The American Traveler and Vietnamese Orphan: Who is Really the Successful One? (class assignment)
- Ali Hahn

- Feb 13, 2016
- 3 min read
Vietnam certainly taught me more about myself than I expected. As the fourth or fifth third world country that I’ve traveled to, it has brought me great understanding of what it means to be an American in this world.
We spent one morning at an orphanage in Nha Trang painting a classroom and playing with kids. At the orientation I noticed out of the corner of my eye a barefoot toddler wearing blue pajamas with a shaved head. Initially it looked like his arms were tucked inside his shirt. As I looked more closely, I realized that the child lacked both his left and right arms. I saw him rip as he ran to another child. With nothing to break his fall, his head hit the tile floor, and he began to cry.
Apprehensive about his ability to contribute, I wondered how he would react to our activity of painting the exterior of the classroom. When the time came, he sat down, grabbed a roller paintbrush with the balls of his two feet, rolling the brush through the tray of yellow paint beside him. He then maneuvered the brush so that the handle was in between his first two toes of his right foot. With his left foot tucked underneath, supporting his right, he picked up the brush. Bending and straightening his legs, he rolled the brush up and down the post of a railing- with a quicker cadence than that of his fellow quadra-limbed orphans that painted with their hands.
At that moment I was overwhelmed with feeling badly for assuming his limitations. This child was painting this railing with only using his feet, in a way that seemed as though he has had practice and was used to it. Why had I expected that he wouldn’t be able to participate?
I felt like the pretentious intellectual who treats his peers as unlearned inferiors- the guy that uses big words to make you feel inadequate. As Martin and Nakayama call it, I became self-reflexive about what it means to be an American outside of America. Pardon this generalization, but it seems that many Americans do travel with ethnocentricity tied to every perception. We seem like that popular kid in middle school that thinks he’s cool enough to tease the newbie that just moved to town simply because he knows the other kids.

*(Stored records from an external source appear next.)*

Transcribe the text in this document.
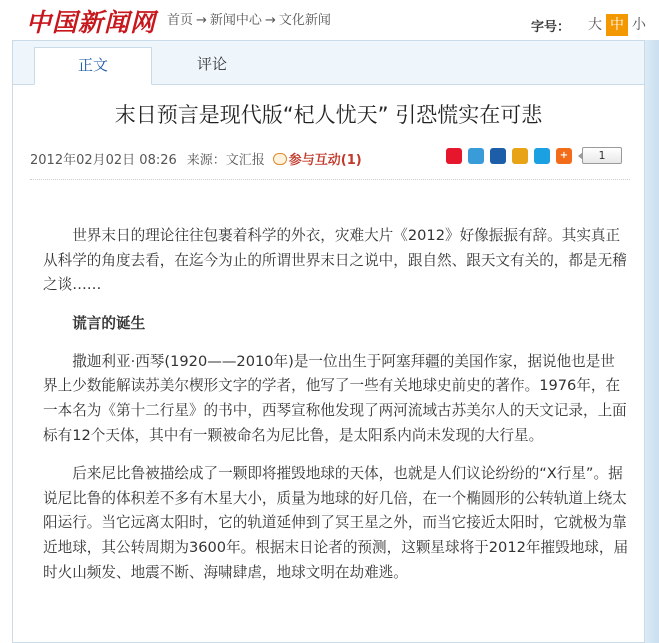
中国新闻网 首页 → 新闻中心 → 文化新闻	字号： 大 中 小
正文	评论
末日预言是现代版“杞人忧天” 引恐慌实在可悲
2012年02月02日 08:26 来源：文汇报 参与互动(1)	+	1

世界末日的理论往往包裹着科学的外衣，灾难大片《2012》好像振振有辞。其实真正从科学的角度去看，在迄今为止的所谓世界末日之说中，跟自然、跟天文有关的，都是无稽之谈……

谎言的诞生

撒迦利亚·西琴(1920——2010年)是一位出生于阿塞拜疆的美国作家，据说他也是世界上少数能解读苏美尔楔形文字的学者，他写了一些有关地球史前史的著作。1976年，在一本名为《第十二行星》的书中，西琴宣称他发现了两河流域古苏美尔人的天文记录，上面标有12个天体，其中有一颗被命名为尼比鲁，是太阳系内尚未发现的大行星。

后来尼比鲁被描绘成了一颗即将摧毁地球的天体，也就是人们议论纷纷的“X行星”。据说尼比鲁的体积差不多有木星大小，质量为地球的好几倍，在一个椭圆形的公转轨道上绕太阳运行。当它远离太阳时，它的轨道延伸到了冥王星之外，而当它接近太阳时，它就极为靠近地球，其公转周期为3600年。根据末日论者的预测，这颗星球将于2012年摧毁地球，届时火山频发、地震不断、海啸肆虐，地球文明在劫难逃。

It sounds extreme, but that’s how it seems that we act towards other countries. America, with all its pride in our Life, Liberty and the Pursuit of Happiness, is not the only country with freedom and dignity that exists in the world. We often travel with this notion that the people in less developed countries have poorer standards of life. Yes, they might be less sanitary, harder working for small pay, in jobs that we consider to be lower class; but it doesn’t mean that they are any less content, or feel that they are any less competent. Plus, what does an economic standing or complex legislation systems have to do with happiness?
It isn’t everyday that you hear of a Vietnamese person that fled to America to escape poverty. In my honest opinion, if there’s a will, there’s a way- but I personally haven’t met anyone with the will to escape these places, or a burning desire to change their situations. They take on the roles they were born into, and embrace them. Instead, us (stereotypical) Americans put money into plastic surgery for “enhanced” physical attributes, and bigger houses to feel successful- when, to me, the truly successful one is the orphan with the paintbrush in between his toes.